L’età dell’innocenza

11 09 2011

Mi sento un po’ come Madame Olenska nel film L’Età dell’Innocenza. Ricordo il film come lungo e noioso, non l’ho mai rivisto dall’inizio, ma mi è capitato di vedere e rivedere gli ultimi minuti. Oggi li ho rivisti di nuovo, e dopo ieri sera mi sento addosso in modo incredibile quei minuti finali…
Minuti tragici. Lui vorrebbe lasciare tutto per seguire una donna che ama, che sogna e desidera ma che mai ha toccato, ma quando forse trova il coraggio di farlo, la moglie concretizza con la più estrema dolcezza e la più dipinta innocenza un progetto per tenerlo a sé per sempre e impedirgli di andarsene. Lui capisce tutto troppo tardi. Capisce troppo tardi che tutti hanno capito quello che volevano capire, che è più di quanto lui ha osato vivere, e si sente in trappola. Non ricordo le parole precise, ma la scena della cena di addio finisce con lui che si rende conto solo in quel momento che tutta New York pensava che lui fosse l’amante di Lady Olenska, compresa sua moglie. Trova il coraggio poi di dirle che vuole partire, ma la moglie è incinta, e lui le rimane accanto e fedele per la vita.

Ieri sera l’ho visto, e sono stata la più felice delle persone in quella sala. Solo perché lui c’era, solo perché era da solo, solo perché abbiamo chiacchierato allegramente, solo perché era lui a cercare me e non io a inseguirlo, solo perché quando sono andati via lui è stato l’unico a venirmi a salutare. Sono andata via con un sorriso mostruoso, e alla fermata dell’autobus ho preso una penna e ho scritto “io lo amo” su un cartello pubblicitario.

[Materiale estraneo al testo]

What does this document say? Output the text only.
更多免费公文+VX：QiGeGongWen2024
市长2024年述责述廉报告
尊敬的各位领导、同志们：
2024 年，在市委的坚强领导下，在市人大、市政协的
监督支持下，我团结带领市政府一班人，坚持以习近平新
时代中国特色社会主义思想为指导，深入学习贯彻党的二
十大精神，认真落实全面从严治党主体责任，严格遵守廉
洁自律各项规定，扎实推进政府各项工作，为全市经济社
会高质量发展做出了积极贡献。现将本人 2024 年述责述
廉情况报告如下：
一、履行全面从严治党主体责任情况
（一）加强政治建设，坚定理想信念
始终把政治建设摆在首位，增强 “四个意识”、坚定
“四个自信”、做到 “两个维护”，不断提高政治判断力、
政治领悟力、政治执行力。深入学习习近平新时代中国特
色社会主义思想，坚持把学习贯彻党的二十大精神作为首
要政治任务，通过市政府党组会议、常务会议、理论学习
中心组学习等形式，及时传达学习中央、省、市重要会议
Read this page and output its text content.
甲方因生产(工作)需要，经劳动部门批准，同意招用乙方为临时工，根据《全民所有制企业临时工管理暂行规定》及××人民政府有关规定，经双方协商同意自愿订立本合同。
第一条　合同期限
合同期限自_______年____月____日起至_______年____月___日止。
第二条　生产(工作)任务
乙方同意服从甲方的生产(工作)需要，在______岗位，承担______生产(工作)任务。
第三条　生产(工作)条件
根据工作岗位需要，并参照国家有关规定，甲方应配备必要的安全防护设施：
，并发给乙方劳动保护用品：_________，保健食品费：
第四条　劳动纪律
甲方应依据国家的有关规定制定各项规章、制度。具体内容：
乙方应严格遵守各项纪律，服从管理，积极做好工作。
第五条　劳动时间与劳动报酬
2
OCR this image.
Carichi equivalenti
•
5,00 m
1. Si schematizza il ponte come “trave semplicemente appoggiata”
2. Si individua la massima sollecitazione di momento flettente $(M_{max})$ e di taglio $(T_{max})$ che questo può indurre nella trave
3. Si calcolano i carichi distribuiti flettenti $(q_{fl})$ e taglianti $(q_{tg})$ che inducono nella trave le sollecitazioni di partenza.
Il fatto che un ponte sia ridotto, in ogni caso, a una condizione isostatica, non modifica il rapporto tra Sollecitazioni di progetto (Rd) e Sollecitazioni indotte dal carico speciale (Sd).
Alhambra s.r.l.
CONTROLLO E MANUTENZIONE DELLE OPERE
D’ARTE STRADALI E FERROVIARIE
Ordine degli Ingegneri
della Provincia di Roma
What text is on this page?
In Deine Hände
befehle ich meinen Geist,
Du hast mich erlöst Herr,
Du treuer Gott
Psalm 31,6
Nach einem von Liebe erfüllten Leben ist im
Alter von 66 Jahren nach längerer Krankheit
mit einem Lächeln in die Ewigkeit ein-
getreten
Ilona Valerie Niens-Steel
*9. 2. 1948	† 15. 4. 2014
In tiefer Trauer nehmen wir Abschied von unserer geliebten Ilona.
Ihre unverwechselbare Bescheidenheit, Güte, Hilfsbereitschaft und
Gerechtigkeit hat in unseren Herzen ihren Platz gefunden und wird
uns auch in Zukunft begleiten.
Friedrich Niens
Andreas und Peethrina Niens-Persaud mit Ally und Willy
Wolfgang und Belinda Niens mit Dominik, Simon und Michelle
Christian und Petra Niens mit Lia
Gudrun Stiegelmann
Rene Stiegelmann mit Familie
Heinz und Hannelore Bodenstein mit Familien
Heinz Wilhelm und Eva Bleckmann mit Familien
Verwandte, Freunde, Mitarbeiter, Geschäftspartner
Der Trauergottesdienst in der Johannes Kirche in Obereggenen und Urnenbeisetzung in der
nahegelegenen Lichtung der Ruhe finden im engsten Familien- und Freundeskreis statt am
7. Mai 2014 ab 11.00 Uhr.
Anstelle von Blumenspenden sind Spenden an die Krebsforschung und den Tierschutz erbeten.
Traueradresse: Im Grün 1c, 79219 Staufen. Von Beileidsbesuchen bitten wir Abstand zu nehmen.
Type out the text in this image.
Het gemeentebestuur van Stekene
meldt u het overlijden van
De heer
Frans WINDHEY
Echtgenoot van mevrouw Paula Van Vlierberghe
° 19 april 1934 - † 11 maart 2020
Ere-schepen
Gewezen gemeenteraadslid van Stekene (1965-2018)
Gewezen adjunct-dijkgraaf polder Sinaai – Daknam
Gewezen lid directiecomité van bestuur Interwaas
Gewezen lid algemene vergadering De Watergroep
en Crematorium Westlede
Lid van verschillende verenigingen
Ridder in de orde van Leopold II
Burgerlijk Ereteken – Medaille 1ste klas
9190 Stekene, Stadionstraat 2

Il parallelismo? Quando è arrivato, in compagnia dei soliti amici, mi sono avvicinata a salutare, e una sua amica mi ha disintegrata con lo sguardo… e il quadro della situazione mi sembra sempre più chiaro.
So che lei ha capito molte cose, so che lei ogni volta che mi vede mi saluta in modo esagerato ostentando il suo avermi sconfitta, so che l’amica che ci ha fatti conoscere non favorisce più le uscite comuni e anzi ha pure boicottato una serie di miei progetti, tra cui la mia festa di compleanno. Forse l’ho capito troppo tardi, forse Newland Archer sono io, ma forse i suoi amici pensano che tra me e lui ci sia stato più di quello che c’è stato, per rispetto nei confronti dell’altra o per troppa codardia o per troppo attendismo. Ma poi io divento Madame Olenska nel momento in cui io ho i sorrisi di tutti davanti e la compassione e l’odio alle spalle. Vorrei tanto che lui capisse che tutti pensano di noi quello che pensavano a New York, vorrei che lui avesse quel momento di illuminazione come Daniel sulla porta. Vorrei che capisse, e scappasse prima che sia troppo tardi.

Ma io non salirò su quella carrozza. Ho deciso, stupidamente, di riprovare.